At no point did I get an evacuation alert. No reverse 911 call. The best I saw was a Twitter post. In a time where I get Amber Alerts pushed to my phone at 3 a.m., one would hope we could find out if there is a fire racing towards our house.
The next morning, my son lay down next to me in the hotel bed with his tiny hands clutching a worn brown teddy bear. “Do we still have a house, Mama?”
I scrolled through the dispatch transcriptions as best as I could. Line by line, I tried to read through the addresses. Uncertainty has a space to it; oblivion is freedom from certain fate.
The following day, on New Year’s Eve, we returned to our block. What once was a glowing neighborhood of Christmas lights and holiday cheer was now a dismal war scene, charred and blackened under a gray sky. The house four doors down that once filled the neighborhood with the sounds of cheery piano lessons now rested silent; ivory keys lay charred in an encore of rubble.
When it reached our cul-de-sac, the fire made a horseshoe figure around our home. Our house was one of the last still standing amongst the perished. The smoke and ash damage on our house was so bad that the house will need to be ripped down to the studs and most of our belongings will be destroyed. Without warning, our family lost our home.

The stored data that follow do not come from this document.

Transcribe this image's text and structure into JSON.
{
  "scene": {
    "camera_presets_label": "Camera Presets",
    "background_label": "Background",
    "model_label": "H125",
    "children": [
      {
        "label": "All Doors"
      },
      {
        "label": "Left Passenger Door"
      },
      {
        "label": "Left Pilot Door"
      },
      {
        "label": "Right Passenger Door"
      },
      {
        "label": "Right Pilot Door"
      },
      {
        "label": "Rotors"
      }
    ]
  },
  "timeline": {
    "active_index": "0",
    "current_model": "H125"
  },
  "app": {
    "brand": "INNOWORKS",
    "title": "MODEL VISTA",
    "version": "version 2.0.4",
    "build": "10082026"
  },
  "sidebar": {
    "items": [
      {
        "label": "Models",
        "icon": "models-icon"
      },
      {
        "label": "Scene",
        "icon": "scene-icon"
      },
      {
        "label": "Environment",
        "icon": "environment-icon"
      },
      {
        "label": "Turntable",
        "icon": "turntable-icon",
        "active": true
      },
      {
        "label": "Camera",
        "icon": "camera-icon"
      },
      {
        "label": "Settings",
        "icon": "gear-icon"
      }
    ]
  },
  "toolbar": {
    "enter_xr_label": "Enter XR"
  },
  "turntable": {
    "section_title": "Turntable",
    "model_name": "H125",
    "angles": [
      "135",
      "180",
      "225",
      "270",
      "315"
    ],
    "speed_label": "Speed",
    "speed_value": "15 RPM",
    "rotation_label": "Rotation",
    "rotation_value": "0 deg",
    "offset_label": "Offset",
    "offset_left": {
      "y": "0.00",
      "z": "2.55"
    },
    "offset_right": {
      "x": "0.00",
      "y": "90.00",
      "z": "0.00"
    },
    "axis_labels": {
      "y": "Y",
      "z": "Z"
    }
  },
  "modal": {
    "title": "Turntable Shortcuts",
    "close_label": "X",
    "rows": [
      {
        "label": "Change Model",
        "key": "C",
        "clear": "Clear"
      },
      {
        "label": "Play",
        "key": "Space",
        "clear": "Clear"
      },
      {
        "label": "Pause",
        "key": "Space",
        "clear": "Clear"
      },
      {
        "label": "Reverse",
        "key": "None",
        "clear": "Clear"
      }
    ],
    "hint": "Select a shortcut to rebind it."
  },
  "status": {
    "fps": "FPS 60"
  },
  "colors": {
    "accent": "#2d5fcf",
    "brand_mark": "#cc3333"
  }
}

I watch my son walk along the sidewalk. His whole world, this small community, gone in an instant. The impermanence was not lost on him. I think about how much instability has affected his life since the pandemic. How home was the only safe place for so long. “Safer at home” had been our slogan for the past two years. Home was where we sheltered, surge after surge, the walls an impenetrable force against the invisible virus.
Now to drag him between hotels and short-term stays for the next few months with the added anxiety of catching a deadly illness. It is nothing a mother ever wishes for her child.

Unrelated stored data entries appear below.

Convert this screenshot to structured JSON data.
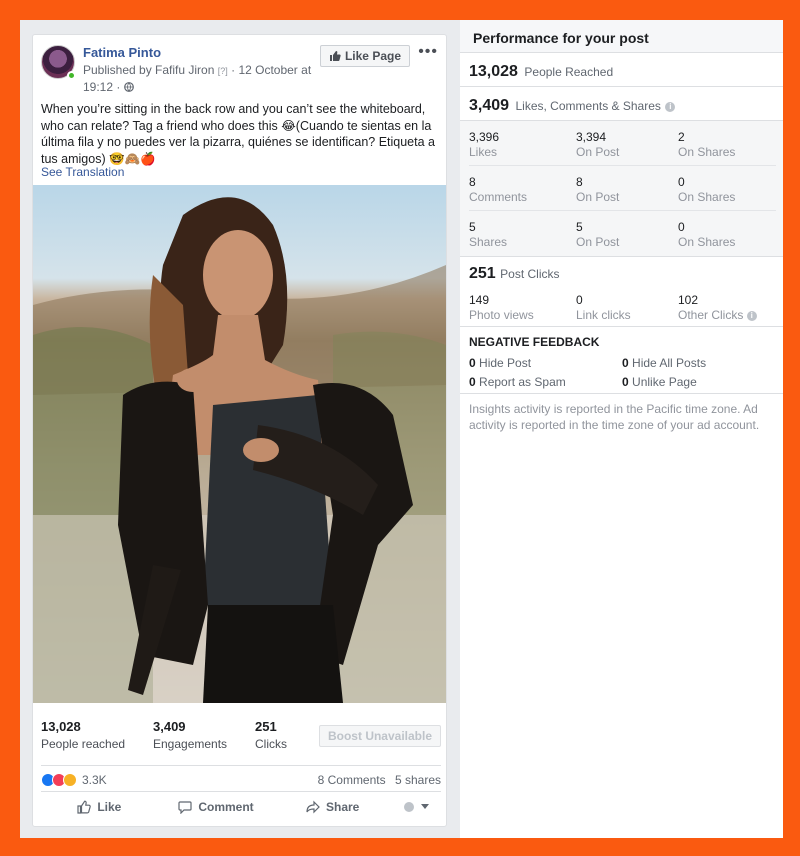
{
  "post": {
    "author": "Fatima Pinto",
    "published_by": "Published by Fafifu Jiron",
    "help_mark": "[?]",
    "date": "· 12 October at 19:12 ·",
    "like_page_label": "Like Page",
    "more_label": "•••",
    "caption": "When you’re sitting in the back row and you can’t see the whiteboard, who can relate? Tag a friend who does this 😂(Cuando te sientas en la última fila y no puedes ver la pizarra, quiénes se identifican? Etiqueta a tus amigos) 🤓🙈🍎",
    "see_translation": "See Translation",
    "stats": [
      {
        "value": "13,028",
        "label": "People reached"
      },
      {
        "value": "3,409",
        "label": "Engagements"
      },
      {
        "value": "251",
        "label": "Clicks"
      }
    ],
    "boost_label": "Boost Unavailable",
    "reactions_count": "3.3K",
    "comments_label": "8 Comments",
    "shares_label": "5 shares",
    "actions": {
      "like": "Like",
      "comment": "Comment",
      "share": "Share"
    }
  },
  "insights": {
    "title": "Performance for your post",
    "people_reached": {
      "value": "13,028",
      "label": "People Reached"
    },
    "engagement": {
      "value": "3,409",
      "label": "Likes, Comments & Shares"
    },
    "grid": [
      [
        {
          "v": "3,396",
          "k": "Likes"
        },
        {
          "v": "3,394",
          "k": "On Post"
        },
        {
          "v": "2",
          "k": "On Shares"
        }
      ],
      [
        {
          "v": "8",
          "k": "Comments"
        },
        {
          "v": "8",
          "k": "On Post"
        },
        {
          "v": "0",
          "k": "On Shares"
        }
      ],
      [
        {
          "v": "5",
          "k": "Shares"
        },
        {
          "v": "5",
          "k": "On Post"
        },
        {
          "v": "0",
          "k": "On Shares"
        }
      ]
    ],
    "post_clicks": {
      "value": "251",
      "label": "Post Clicks"
    },
    "clicks": [
      {
        "v": "149",
        "k": "Photo views"
      },
      {
        "v": "0",
        "k": "Link clicks"
      },
      {
        "v": "102",
        "k": "Other Clicks"
      }
    ],
    "negative_feedback": {
      "title": "NEGATIVE FEEDBACK",
      "items": [
        {
          "v": "0",
          "k": "Hide Post"
        },
        {
          "v": "0",
          "k": "Hide All Posts"
        },
        {
          "v": "0",
          "k": "Report as Spam"
        },
        {
          "v": "0",
          "k": "Unlike Page"
        }
      ]
    },
    "note": "Insights activity is reported in the Pacific time zone. Ad activity is reported in the time zone of your ad account."
  },
  "colors": {
    "accent": "#365899",
    "frame": "#fa5a10",
    "page_bg": "#e9ebee"
  }
}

But maybe that’s how I prepare him. Finding solace in the impermanence. His generation will need to brace for more uncertainty than we ever knew. Climate change. Civil unrest. Pandemics. Stability is ephemeral.
The aftermath of the fire is nothing short of a catastrophe. One thousand homes and buildings destroyed. Families narrowly escaping their homes. Burned bodies. Missing people.
As we walked through the street, small, crystalline snowflakes fell to the ground, effortlessly dancing on the seared earth. They enveloped the rubble and ash, draping the destruction in a clean, white blanket. The radio played New Year’s Eve music on the drive back to the hotel. Around the world, people were counting down to a new beginning. Out the window, the snow silenced the burning embers. We left behind us everything we knew and braced for what’s ahead. A New Year.